[][src]Crate vulkano_shaders

The procedural macro for vulkano's shader system. Manages the compile-time compilation of GLSL into SPIR-V and generation of assosciated rust code.

Basic usage

mod vs {
    vulkano_shaders::shader!{
        ty: "vertex",
        src: "
#version 450

layout(location = 0) in vec3 position;

void main() {
    gl_Position = vec4(position, 1.0);
}"
    }
}

Details

If you want to take a look at what the macro generates, your best options are to either read through the code that handles the generation (the reflect function in the vulkano-shaders crate) or use a tool such as cargo-expand to view the expansion of the macro in your own code. It is unfortunately not possible to provide a generated_example module like some normal macro crates do since derive macros cannot be used from the crate they are declared in. On the other hand, if you are looking for a high-level overview, you can see the below section.

Generated code overview

The macro generates the following items of interest:

  • The Shader struct. This contains a single field, shader, which is an Arc<ShaderModule>.
  • The Shader::load constructor. This method takes an Arc<Device>, calls ShaderModule::new with the passed-in device and the shader data provided via the macro, and returns Result<Shader, OomError>. Before doing so, it loops through every capability instruction in the shader data, verifying that the passed-in Device has the appropriate features enabled. This function currently panics if a feature required by the shader is not enabled on the device. At some point in the future it will return an error instead.
  • The Shader::module method. This method simply returns a reference to the Arc<ShaderModule> contained within the shader field of the Shader struct.
  • Methods for each entry point of the shader module. These construct and return the various entry point structs that can be found in the vulkano::pipeline::shader module.
  • A Rust struct translated from each struct contained in the shader data.
  • The Layout newtype. This contains a ShaderStages struct. An implementation of PipelineLayoutDesc is also generated for the newtype.
  • The SpecializationConstants struct. This contains a field for every specialization constant found in the shader data. Implementations of Default and SpecializationConstants are also generated for the struct.

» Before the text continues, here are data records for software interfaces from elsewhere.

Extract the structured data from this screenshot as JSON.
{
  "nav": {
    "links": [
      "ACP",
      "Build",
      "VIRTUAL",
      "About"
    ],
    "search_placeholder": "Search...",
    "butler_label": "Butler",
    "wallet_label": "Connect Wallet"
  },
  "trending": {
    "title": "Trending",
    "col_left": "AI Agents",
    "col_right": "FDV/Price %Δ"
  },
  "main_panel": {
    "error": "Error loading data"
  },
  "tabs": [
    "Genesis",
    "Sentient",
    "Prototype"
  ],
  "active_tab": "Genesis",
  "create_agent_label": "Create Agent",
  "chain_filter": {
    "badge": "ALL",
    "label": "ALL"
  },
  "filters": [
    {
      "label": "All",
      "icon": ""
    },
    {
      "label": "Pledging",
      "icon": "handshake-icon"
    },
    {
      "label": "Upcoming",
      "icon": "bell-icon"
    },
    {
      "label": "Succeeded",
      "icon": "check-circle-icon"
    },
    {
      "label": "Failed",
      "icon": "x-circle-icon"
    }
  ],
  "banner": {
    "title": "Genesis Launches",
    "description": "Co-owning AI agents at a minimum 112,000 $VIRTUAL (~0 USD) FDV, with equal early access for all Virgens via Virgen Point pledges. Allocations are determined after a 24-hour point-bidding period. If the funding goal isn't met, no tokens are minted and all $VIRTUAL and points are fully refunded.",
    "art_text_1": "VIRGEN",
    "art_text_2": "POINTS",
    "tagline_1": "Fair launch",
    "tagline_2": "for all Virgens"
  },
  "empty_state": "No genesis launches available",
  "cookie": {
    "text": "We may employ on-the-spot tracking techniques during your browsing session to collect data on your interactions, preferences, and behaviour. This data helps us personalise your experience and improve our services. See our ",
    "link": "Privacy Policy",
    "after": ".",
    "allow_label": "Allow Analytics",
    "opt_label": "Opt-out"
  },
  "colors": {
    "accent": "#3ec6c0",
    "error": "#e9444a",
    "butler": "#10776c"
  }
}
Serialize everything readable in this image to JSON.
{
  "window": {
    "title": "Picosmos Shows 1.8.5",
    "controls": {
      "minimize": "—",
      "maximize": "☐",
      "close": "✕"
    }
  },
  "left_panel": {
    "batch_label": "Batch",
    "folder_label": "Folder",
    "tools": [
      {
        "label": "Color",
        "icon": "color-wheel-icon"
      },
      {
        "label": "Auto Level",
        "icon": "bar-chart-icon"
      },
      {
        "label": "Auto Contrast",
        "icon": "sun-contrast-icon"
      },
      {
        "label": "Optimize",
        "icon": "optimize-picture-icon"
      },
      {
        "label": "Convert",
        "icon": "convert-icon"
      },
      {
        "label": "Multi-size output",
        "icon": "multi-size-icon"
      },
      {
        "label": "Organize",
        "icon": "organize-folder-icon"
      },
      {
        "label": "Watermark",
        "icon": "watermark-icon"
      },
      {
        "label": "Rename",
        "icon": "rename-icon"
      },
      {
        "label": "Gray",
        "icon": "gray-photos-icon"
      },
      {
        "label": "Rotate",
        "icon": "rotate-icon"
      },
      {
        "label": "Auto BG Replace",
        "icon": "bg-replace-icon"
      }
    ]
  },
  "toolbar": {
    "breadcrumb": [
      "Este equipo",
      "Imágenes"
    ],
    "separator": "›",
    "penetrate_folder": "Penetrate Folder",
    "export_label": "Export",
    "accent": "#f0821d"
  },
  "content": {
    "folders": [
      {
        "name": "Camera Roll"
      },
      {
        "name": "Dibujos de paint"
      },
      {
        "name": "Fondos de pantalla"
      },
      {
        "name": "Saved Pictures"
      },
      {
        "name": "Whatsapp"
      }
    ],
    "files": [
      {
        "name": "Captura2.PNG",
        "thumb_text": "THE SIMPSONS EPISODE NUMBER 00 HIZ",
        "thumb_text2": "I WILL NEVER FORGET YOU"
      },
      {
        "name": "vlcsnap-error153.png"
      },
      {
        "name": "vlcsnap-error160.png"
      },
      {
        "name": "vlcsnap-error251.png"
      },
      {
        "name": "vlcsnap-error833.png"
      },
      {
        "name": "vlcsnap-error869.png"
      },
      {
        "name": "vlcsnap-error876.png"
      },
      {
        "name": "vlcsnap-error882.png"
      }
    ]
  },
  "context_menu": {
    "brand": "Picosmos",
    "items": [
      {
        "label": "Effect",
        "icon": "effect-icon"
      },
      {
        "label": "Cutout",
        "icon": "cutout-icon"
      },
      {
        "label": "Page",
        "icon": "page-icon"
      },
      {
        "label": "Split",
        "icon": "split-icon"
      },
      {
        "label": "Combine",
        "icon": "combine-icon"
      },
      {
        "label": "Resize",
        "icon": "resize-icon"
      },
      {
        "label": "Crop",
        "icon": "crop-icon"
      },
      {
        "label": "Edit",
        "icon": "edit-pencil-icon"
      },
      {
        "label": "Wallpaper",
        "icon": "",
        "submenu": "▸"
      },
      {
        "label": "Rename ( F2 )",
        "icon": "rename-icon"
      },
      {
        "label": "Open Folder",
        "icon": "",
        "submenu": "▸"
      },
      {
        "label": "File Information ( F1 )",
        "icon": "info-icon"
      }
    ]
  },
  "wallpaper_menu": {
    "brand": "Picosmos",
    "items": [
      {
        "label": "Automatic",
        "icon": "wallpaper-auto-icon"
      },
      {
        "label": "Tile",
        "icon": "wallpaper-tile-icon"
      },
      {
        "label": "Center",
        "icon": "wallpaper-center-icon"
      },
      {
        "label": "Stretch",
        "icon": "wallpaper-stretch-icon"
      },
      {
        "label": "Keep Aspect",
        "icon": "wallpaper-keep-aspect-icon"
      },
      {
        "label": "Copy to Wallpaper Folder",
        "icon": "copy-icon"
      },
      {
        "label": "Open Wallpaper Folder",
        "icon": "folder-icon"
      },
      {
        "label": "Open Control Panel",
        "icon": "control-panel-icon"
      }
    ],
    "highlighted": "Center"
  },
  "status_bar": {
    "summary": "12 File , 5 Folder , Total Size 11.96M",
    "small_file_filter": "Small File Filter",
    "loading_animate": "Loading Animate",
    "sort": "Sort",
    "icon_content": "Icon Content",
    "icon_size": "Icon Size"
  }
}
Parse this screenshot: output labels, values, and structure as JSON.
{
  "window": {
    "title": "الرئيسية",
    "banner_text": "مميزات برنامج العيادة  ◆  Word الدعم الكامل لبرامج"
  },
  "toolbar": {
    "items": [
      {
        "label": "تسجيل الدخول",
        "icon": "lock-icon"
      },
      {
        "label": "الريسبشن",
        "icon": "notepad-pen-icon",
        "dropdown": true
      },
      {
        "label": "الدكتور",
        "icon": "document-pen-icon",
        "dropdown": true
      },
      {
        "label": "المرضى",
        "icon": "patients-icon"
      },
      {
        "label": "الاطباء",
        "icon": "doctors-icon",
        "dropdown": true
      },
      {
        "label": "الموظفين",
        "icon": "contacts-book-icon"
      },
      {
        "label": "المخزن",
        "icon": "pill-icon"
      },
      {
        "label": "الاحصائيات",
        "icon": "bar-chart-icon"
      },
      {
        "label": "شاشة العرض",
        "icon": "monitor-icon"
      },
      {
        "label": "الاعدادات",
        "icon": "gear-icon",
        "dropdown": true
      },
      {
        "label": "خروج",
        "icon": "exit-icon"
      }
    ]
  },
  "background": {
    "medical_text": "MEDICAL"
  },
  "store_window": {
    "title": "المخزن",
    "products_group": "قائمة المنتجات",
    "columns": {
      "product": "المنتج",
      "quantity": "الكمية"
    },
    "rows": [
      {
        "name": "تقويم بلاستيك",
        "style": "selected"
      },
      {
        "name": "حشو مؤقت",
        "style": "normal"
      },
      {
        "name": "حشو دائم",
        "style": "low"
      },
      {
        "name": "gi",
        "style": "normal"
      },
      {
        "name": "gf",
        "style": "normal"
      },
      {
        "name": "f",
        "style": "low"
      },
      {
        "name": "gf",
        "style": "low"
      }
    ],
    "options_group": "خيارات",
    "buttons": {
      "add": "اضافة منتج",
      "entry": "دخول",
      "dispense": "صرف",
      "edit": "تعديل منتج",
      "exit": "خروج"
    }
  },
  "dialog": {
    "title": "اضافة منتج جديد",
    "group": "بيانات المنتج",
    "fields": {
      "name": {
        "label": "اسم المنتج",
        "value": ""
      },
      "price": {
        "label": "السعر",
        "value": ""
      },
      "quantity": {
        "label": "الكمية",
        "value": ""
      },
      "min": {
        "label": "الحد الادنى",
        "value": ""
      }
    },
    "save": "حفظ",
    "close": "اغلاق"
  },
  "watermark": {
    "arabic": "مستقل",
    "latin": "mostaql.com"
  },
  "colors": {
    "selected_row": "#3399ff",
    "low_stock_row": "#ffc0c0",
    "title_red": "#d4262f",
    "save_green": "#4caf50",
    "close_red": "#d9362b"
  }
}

All of these generated items will be accessed through the module specified by mod_name: foo If you wanted to store the Shader in a struct of your own, you could do something like this:

// various use statements
// `vertex_shader` module with shader derive

pub struct Shaders {
    pub vs: vs::Shader
}

impl Shaders {
    pub fn load(device: Arc<Device>) -> Result<Self, OomError> {
        Ok(Self {
            vs: vs::Shader::load(device)?,
        })
    }
}

Options

The options available are in the form of the following attributes:

ty: "..."

This defines what shader type the given GLSL source will be compiled into. The type can be any of the following:

  • vertex
  • fragment
  • geometry
  • tess_ctrl
  • tess_eval
  • compute

For details on what these shader types mean, see Vulkano's documentation.

src: "..."

Provides the raw GLSL source to be compiled in the form of a string. Cannot be used in conjunction with the path field.

path: "..."

Provides the path to the GLSL source to be compiled, relative to Cargo.toml. Cannot be used in conjunction with the src field.

include: ["...", "...", ..., "..."]

Specifies the standard include directories to be searched through when using the #include <...> directive within a shader source. If path was specified, relative paths can also be used (#include "..."), without the need to specify one or more standard include directories. Relative paths are relative to the directory, which contains the source file the #include "..." directive is declared in.

dump: true

The crate fails to compile but prints the generated rust code to stdout.